Hi, @billsanto! I'm Dosu, and I'm here to help the LangChain team manage their backlog. I wanted to let you know that we are marking this issue as stale.

From what I understand, you reported an issue where Azure rejects tokens sent by OpenAIEmbeddings because it expects strings. You tried modifying the code to send strings instead of tokens, but Azure still complains because it only accepts one input at a time.
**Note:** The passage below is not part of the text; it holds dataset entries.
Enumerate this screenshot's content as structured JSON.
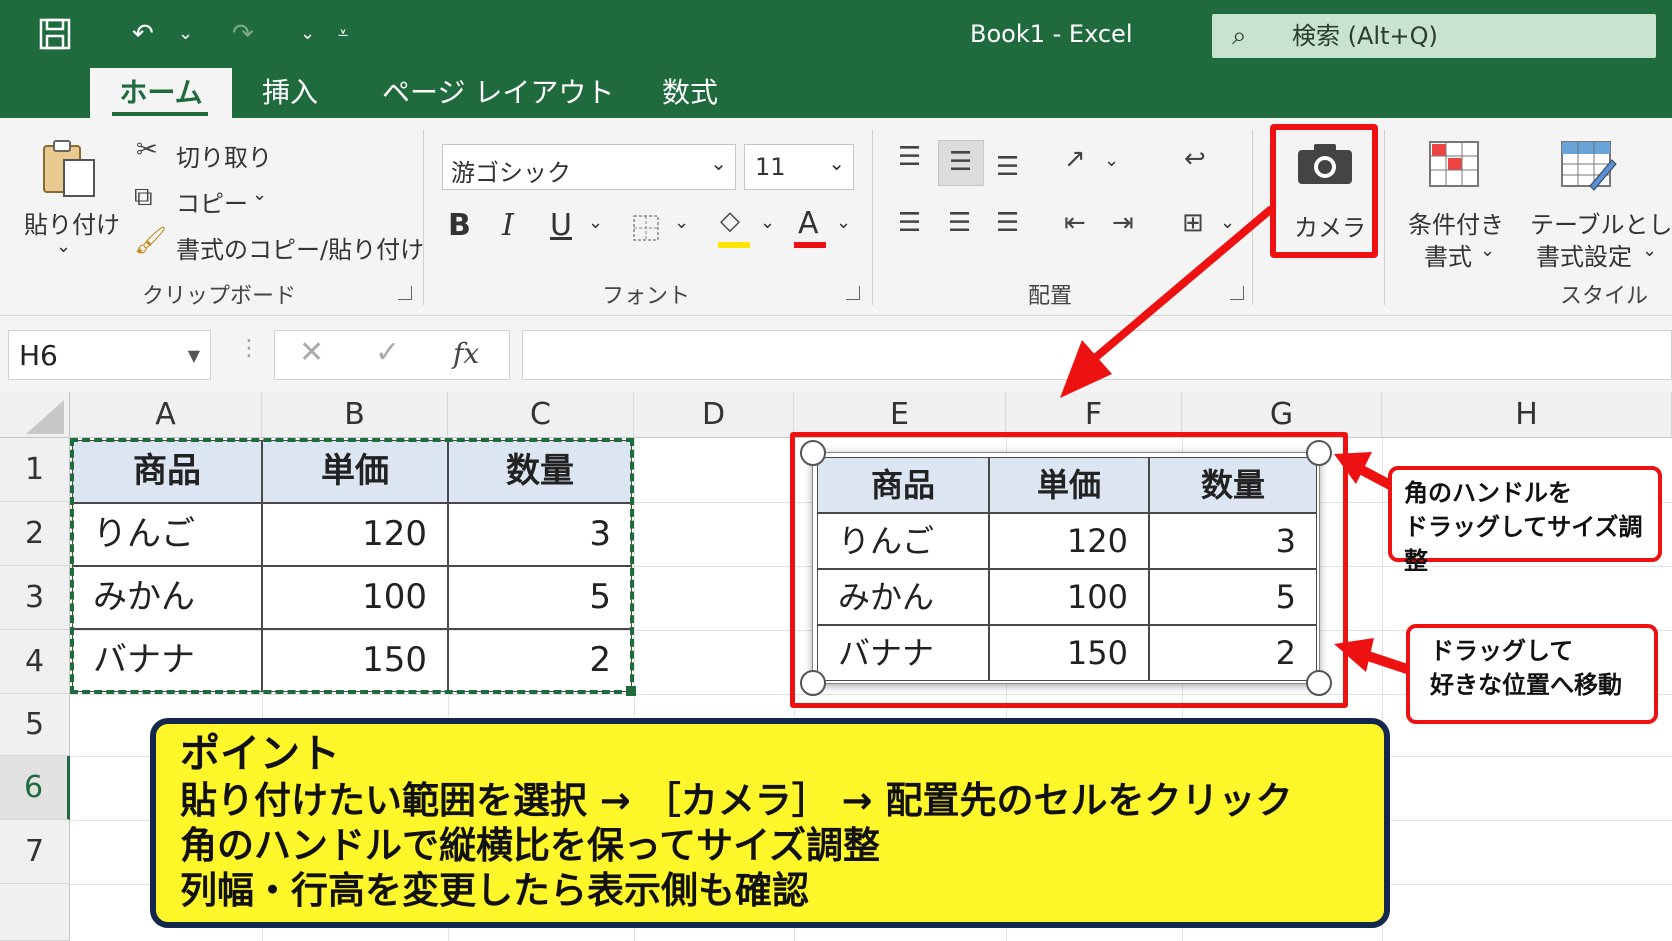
{
  "window": {
    "title": "Book1  -  Excel",
    "search_placeholder": "検索 (Alt+Q)"
  },
  "tabs": [
    "ホーム",
    "挿入",
    "ページ レイアウト",
    "数式"
  ],
  "ribbon": {
    "clipboard": {
      "paste": "貼り付け",
      "cut": "切り取り",
      "copy": "コピー",
      "format_painter": "書式のコピー/貼り付け",
      "label": "クリップボード"
    },
    "font": {
      "name": "游ゴシック",
      "size": "11",
      "bold": "B",
      "italic": "I",
      "underline": "U",
      "font_color_letter": "A",
      "label": "フォント"
    },
    "alignment": {
      "label": "配置"
    },
    "camera": {
      "label": "カメラ"
    },
    "styles": {
      "conditional_line1": "条件付き",
      "conditional_line2": "書式",
      "table_line1": "テーブルとして",
      "table_line2": "書式設定",
      "label": "スタイル"
    }
  },
  "formula_bar": {
    "name_box": "H6",
    "fx": "fx",
    "value": ""
  },
  "sheet": {
    "columns": [
      "A",
      "B",
      "C",
      "D",
      "E",
      "F",
      "G",
      "H"
    ],
    "rows": [
      "1",
      "2",
      "3",
      "4",
      "5",
      "6",
      "7"
    ],
    "selected_row": "6",
    "source_table": {
      "headers": [
        "商品",
        "単価",
        "数量"
      ],
      "rows": [
        [
          "りんご",
          "120",
          "3"
        ],
        [
          "みかん",
          "100",
          "5"
        ],
        [
          "バナナ",
          "150",
          "2"
        ]
      ]
    },
    "picture_table": {
      "headers": [
        "商品",
        "単価",
        "数量"
      ],
      "rows": [
        [
          "りんご",
          "120",
          "3"
        ],
        [
          "みかん",
          "100",
          "5"
        ],
        [
          "バナナ",
          "150",
          "2"
        ]
      ]
    }
  },
  "annotations": {
    "handle_callout_line1": "角のハンドルを",
    "handle_callout_line2": "ドラッグしてサイズ調整",
    "move_callout_line1": "ドラッグして",
    "move_callout_line2": "好きな位置へ移動",
    "point_title": "ポイント",
    "point_lines": [
      "貼り付けたい範囲を選択 → ［カメラ］ → 配置先のセルをクリック",
      "角のハンドルで縦横比を保ってサイズ調整",
      "列幅・行高を変更したら表示側も確認"
    ]
  },
  "colors": {
    "excel_green": "#1f6b3d",
    "highlight_red": "#e11111",
    "point_yellow": "#fff72a",
    "point_border": "#14284e",
    "table_header_fill": "#dce6f2"
  }
}
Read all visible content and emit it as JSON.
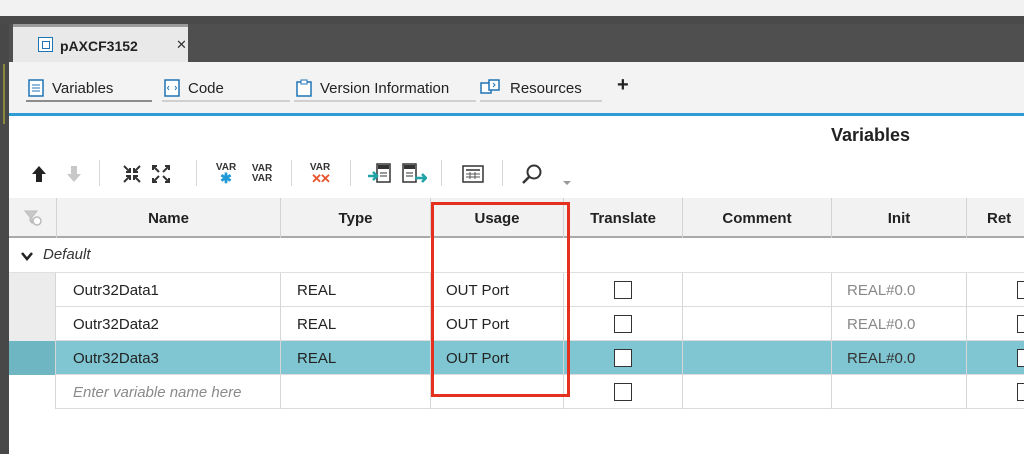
{
  "document_tab": {
    "title": "pAXCF3152",
    "close": "✕"
  },
  "subtabs": [
    {
      "label": "Variables"
    },
    {
      "label": "Code"
    },
    {
      "label": "Version Information"
    },
    {
      "label": "Resources"
    }
  ],
  "add_tab": "+",
  "panel_title": "Variables",
  "toolbar": {
    "var_add_label": "VAR",
    "var_add2_label": "VAR",
    "var_add2_sub": "VAR",
    "var_delete_label": "VAR"
  },
  "columns": [
    "Name",
    "Type",
    "Usage",
    "Translate",
    "Comment",
    "Init",
    "Ret"
  ],
  "group": {
    "label": "Default"
  },
  "rows": [
    {
      "name": "Outr32Data1",
      "type": "REAL",
      "usage": "OUT Port",
      "translate": false,
      "comment": "",
      "init": "REAL#0.0",
      "selected": false
    },
    {
      "name": "Outr32Data2",
      "type": "REAL",
      "usage": "OUT Port",
      "translate": false,
      "comment": "",
      "init": "REAL#0.0",
      "selected": false
    },
    {
      "name": "Outr32Data3",
      "type": "REAL",
      "usage": "OUT Port",
      "translate": false,
      "comment": "",
      "init": "REAL#0.0",
      "selected": true
    }
  ],
  "new_row": {
    "placeholder": "Enter variable name here"
  },
  "colors": {
    "accent_blue": "#2e9bd6",
    "selection": "#7fc6d2",
    "highlight_box": "#e53020"
  }
}
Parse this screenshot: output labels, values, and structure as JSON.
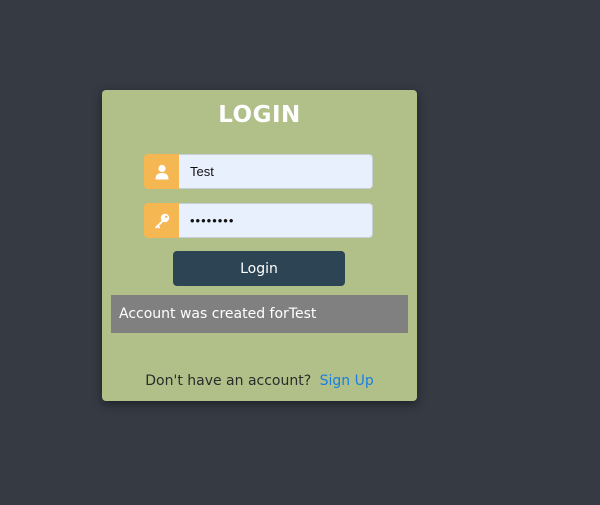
{
  "login_card": {
    "title": "LOGIN",
    "username": {
      "icon": "user-icon",
      "value": "Test"
    },
    "password": {
      "icon": "key-icon",
      "value": "••••••••"
    },
    "login_button_label": "Login",
    "message": "Account was created forTest",
    "footer": {
      "prompt": "Don't have an account?",
      "signup_label": "Sign Up"
    }
  },
  "colors": {
    "background": "#353a43",
    "card": "#b0c088",
    "addon": "#f5b752",
    "button": "#2c4453",
    "message_bg": "#808080",
    "link": "#1a7fe0"
  }
}
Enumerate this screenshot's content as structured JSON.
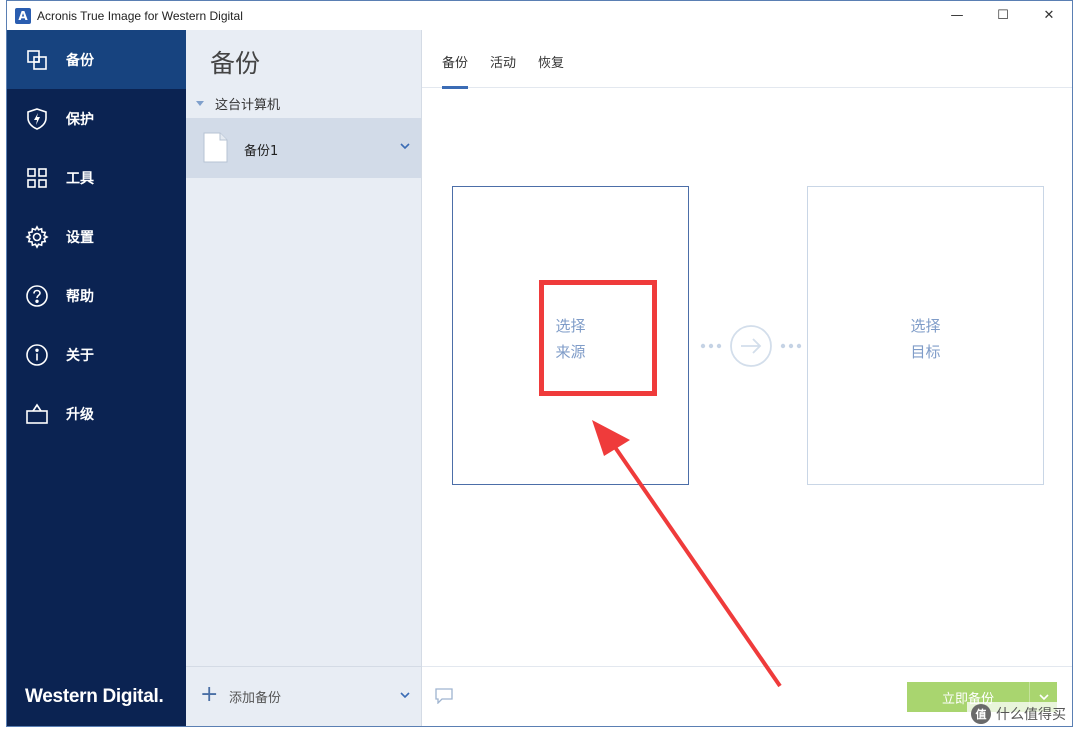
{
  "window": {
    "title": "Acronis True Image for Western Digital",
    "app_icon_letter": "A",
    "controls": {
      "minimize": "—",
      "maximize": "☐",
      "close": "✕"
    }
  },
  "sidebar": {
    "items": [
      {
        "label": "备份",
        "icon": "backup-icon",
        "active": true
      },
      {
        "label": "保护",
        "icon": "shield-icon",
        "active": false
      },
      {
        "label": "工具",
        "icon": "tools-grid-icon",
        "active": false
      },
      {
        "label": "设置",
        "icon": "gear-icon",
        "active": false
      },
      {
        "label": "帮助",
        "icon": "help-icon",
        "active": false
      },
      {
        "label": "关于",
        "icon": "info-icon",
        "active": false
      },
      {
        "label": "升级",
        "icon": "basket-icon",
        "active": false
      }
    ],
    "brand": "Western Digital."
  },
  "list_panel": {
    "title": "备份",
    "group": "这台计算机",
    "items": [
      {
        "name": "备份1",
        "icon": "file-icon"
      }
    ],
    "add_label": "添加备份"
  },
  "main": {
    "tabs": [
      {
        "label": "备份",
        "active": true
      },
      {
        "label": "活动",
        "active": false
      },
      {
        "label": "恢复",
        "active": false
      }
    ],
    "source": {
      "line1": "选择",
      "line2": "来源"
    },
    "target": {
      "line1": "选择",
      "line2": "目标"
    },
    "backup_now": "立即备份"
  },
  "watermark": {
    "logo": "值",
    "text": "什么值得买"
  },
  "colors": {
    "sidebar_bg": "#0b2352",
    "sidebar_active": "#17437f",
    "list_bg": "#e8edf4",
    "accent": "#3b6cb5",
    "annotation": "#ef3b3b",
    "button_green": "#a9d56f"
  }
}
Since there hasn't been any activity or comments on this issue, we wanted to check with you if it is still relevant to the latest version of the LangChain repository. If it is, please let the LangChain team know by commenting on the issue. Otherwise, feel free to close the issue yourself, or it will be automatically closed in 7 days.

Thank you for your understanding and contribution to the LangChain project!

skoulik commented 6 months ago

This is still the real issue. Will it be fixed?